The comment came about when Twitter user Bolocan Cristian posted a screenshot of a search result, asking Mueller how he could remove the sitemap file from the search results.
Cristian followed up, asking, “Why is Google indexing URLs like sitemaps.xml?”
@JohnMu how can i remove from Google index this XML sitemap?
— Bolocan Cristian (@bolocancristian) October 30, 2019
Why is Google indexing URL's like sitemaps.xml? pic.twitter.com/wLNwajfimc
Mueller criticized the site’s content, saying, “there’s not a lot of good content that’s worth showing.”
He continued, “when XML files are seen as being more relevant than your pages, that’s often a sign of your pages being really suboptimal. I’d work on that first if this query is important.”
You can see Mueller’s full reply below:
Past that, you can use the URL removal tool for hiding URLs urgently in the search results, or use the x-robots-tag HTTP header to include a "noindex" for non-HTML content. I'd focus on the content first though, if the query is important to you.
— Hey John, Your profile caught my eye. Ouch. (@JohnMu) October 30, 2019
Mueller followed up with advice on removing the URL from the Search Engine Results Pages (SERPs).
However, he reiterated his advice to focus on content if that particular search query was important.
Is it normal for XML Sitemaps to be indexed?
I checked the sites I manage, and none of the sitemaps was indexed. I then checked some other popular sites, and a surprising number was (Seroundtable, for example).
I think it is worth clarifying that your sitemap showing up as indexed is not an issue.

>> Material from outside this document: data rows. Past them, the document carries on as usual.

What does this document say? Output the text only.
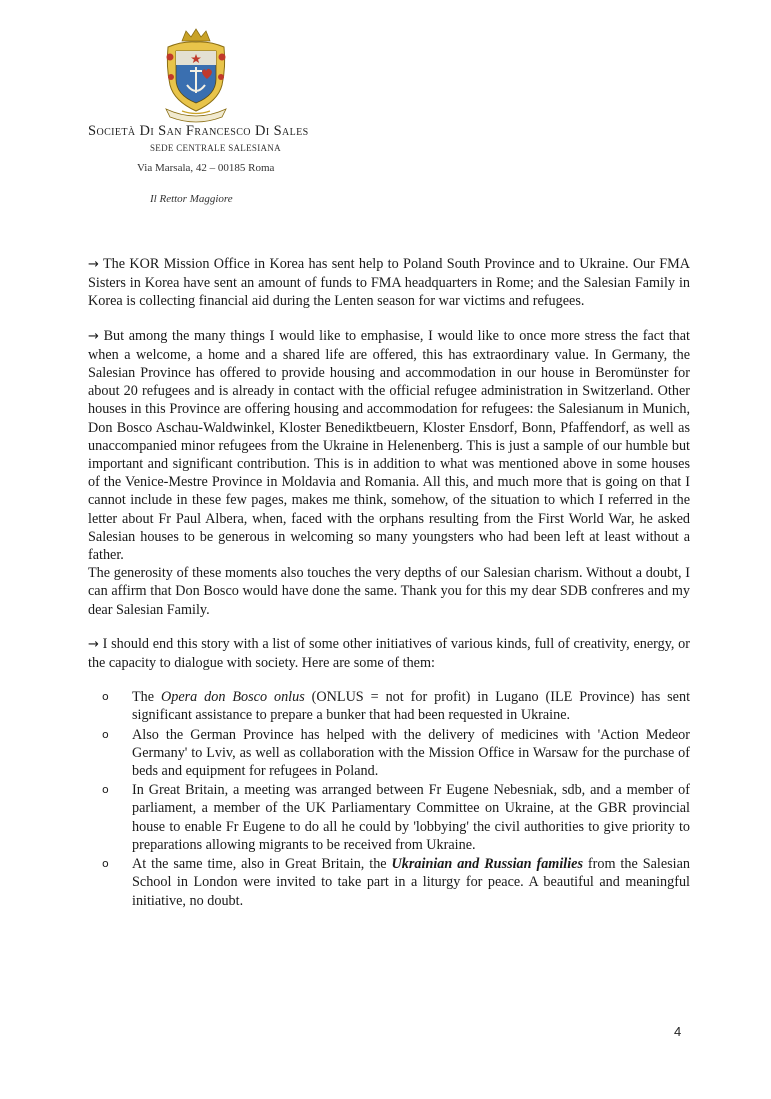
Società Di San Francesco Di Sales
SEDE CENTRALE SALESIANA
Via Marsala, 42 – 00185 Roma
Il Rettor Maggiore

→ The KOR Mission Office in Korea has sent help to Poland South Province and to Ukraine. Our FMA Sisters in Korea have sent an amount of funds to FMA headquarters in Rome; and the Salesian Family in Korea is collecting financial aid during the Lenten season for war victims and refugees.

→ But among the many things I would like to emphasise, I would like to once more stress the fact that when a welcome, a home and a shared life are offered, this has extraordinary value. In Germany, the Salesian Province has offered to provide housing and accommodation in our house in Beromünster for about 20 refugees and is already in contact with the official refugee administration in Switzerland. Other houses in this Province are offering housing and accommodation for refugees: the Salesianum in Munich, Don Bosco Aschau-Waldwinkel, Kloster Benediktbeuern, Kloster Ensdorf, Bonn, Pfaffendorf, as well as unaccompanied minor refugees from the Ukraine in Helenenberg. This is just a sample of our humble but important and significant contribution. This is in addition to what was mentioned above in some houses of the Venice-Mestre Province in Moldavia and Romania. All this, and much more that is going on that I cannot include in these few pages, makes me think, somehow, of the situation to which I referred in the letter about Fr Paul Albera, when, faced with the orphans resulting from the First World War, he asked Salesian houses to be generous in welcoming so many youngsters who had been left at least without a father.

The generosity of these moments also touches the very depths of our Salesian charism. Without a doubt, I can affirm that Don Bosco would have done the same. Thank you for this my dear SDB confreres and my dear Salesian Family.

→ I should end this story with a list of some other initiatives of various kinds, full of creativity, energy, or the capacity to dialogue with society. Here are some of them:

o The Opera don Bosco onlus (ONLUS = not for profit) in Lugano (ILE Province) has sent significant assistance to prepare a bunker that had been requested in Ukraine.
o Also the German Province has helped with the delivery of medicines with 'Action Medeor Germany' to Lviv, as well as collaboration with the Mission Office in Warsaw for the purchase of beds and equipment for refugees in Poland.
o In Great Britain, a meeting was arranged between Fr Eugene Nebesniak, sdb, and a member of parliament, a member of the UK Parliamentary Committee on Ukraine, at the GBR provincial house to enable Fr Eugene to do all he could by 'lobbying' the civil authorities to give priority to preparations allowing migrants to be received from Ukraine.
o At the same time, also in Great Britain, the Ukrainian and Russian families from the Salesian School in London were invited to take part in a liturgy for peace. A beautiful and meaningful initiative, no doubt.
4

The issue is when the sitemap shows in the search results when you type in a keyword relating to your site’s content. This indicates that Google thinks your sitemap is more relevant to that query than the content on your site.

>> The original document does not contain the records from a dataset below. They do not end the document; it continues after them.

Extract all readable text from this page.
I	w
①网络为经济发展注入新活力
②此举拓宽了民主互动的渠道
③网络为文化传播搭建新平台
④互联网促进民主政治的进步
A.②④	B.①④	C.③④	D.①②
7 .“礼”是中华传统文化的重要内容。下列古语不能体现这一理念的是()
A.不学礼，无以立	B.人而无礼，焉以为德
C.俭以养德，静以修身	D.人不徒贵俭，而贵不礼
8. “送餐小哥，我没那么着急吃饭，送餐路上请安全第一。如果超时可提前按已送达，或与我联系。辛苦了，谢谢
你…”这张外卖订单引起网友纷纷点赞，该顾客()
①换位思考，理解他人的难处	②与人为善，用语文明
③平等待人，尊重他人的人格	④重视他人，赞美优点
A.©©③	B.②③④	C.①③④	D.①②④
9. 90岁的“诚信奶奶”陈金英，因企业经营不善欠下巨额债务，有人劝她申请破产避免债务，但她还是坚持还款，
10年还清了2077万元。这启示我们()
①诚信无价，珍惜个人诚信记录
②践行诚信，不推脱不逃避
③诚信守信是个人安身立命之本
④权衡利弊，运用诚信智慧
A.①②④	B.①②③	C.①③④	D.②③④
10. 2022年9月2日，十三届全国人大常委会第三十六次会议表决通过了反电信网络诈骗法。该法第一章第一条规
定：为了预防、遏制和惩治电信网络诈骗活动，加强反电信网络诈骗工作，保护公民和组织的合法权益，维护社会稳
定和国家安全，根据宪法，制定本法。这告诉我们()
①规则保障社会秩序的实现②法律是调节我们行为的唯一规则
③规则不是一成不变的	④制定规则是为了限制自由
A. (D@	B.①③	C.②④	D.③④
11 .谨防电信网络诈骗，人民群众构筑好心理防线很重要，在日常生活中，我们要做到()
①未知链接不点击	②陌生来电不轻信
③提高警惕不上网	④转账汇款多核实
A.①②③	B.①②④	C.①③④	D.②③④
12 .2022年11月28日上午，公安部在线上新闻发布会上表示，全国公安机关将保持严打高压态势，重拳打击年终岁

The only official reference to indexable sitemaps is a web archive of an old Google Group thread from 2008.
In it, Mueller said that the file might have been linked to from somewhere, indicating that Google won’t index them unless they are crawlable from other links on the web.
Mueller said, “It does look like we have some of your Sitemap files indexed. It’s possible that there is a link to them somewhere (or perhaps to the Sitemaps Index file).”

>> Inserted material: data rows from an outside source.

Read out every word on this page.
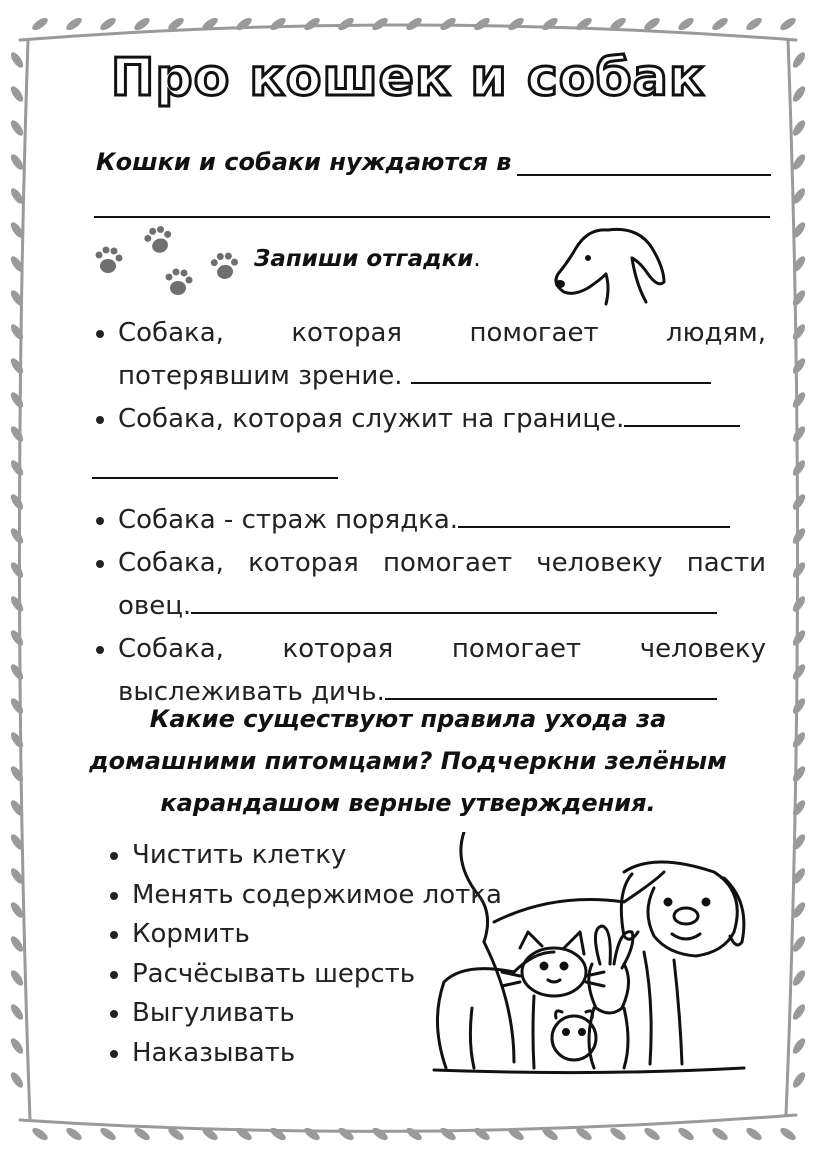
Про кошек и собак
Кошки и собаки нуждаются в
Запиши отгадки.
• Собака, которая помогает людям, потерявшим зрение.
• Собака, которая служит на границе.

• Собака - страж порядка.
• Собака, которая помогает человеку пасти овец.
• Собака, которая помогает человеку выслеживать дичь.
Какие существуют правила ухода за
домашними питомцами? Подчеркни зелёным
карандашом верные утверждения.
• Чистить клетку
• Менять содержимое лотка
• Кормить
• Расчёсывать шерсть
• Выгуливать
• Наказывать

The URL removal tool in the Search Console only removes a file for 90 days. If there is a link to it, it will most likely find its way back in the index once the 90 days are up.
The best way to stop your XML Sitemap file from being indexed
Mueller’s recommends to set the x-robots-tag HTTP header to “noindex” for non-HTML content.
I’d do it slightly differently to be more specific to the sitemap file.
On an apache server (which works with NGINX as a reverse proxy, too), the easiest way is to add the following snippet to your .htaccess file:
<FilesMatch "sitemap.xml">
Header set X-Robots-Tag "noindex"
</FilesMatch>
For NGINX, you could add the following to the configuration file:
location = sitemap.xml {
add_header X-Robots-Tag "noindex";
}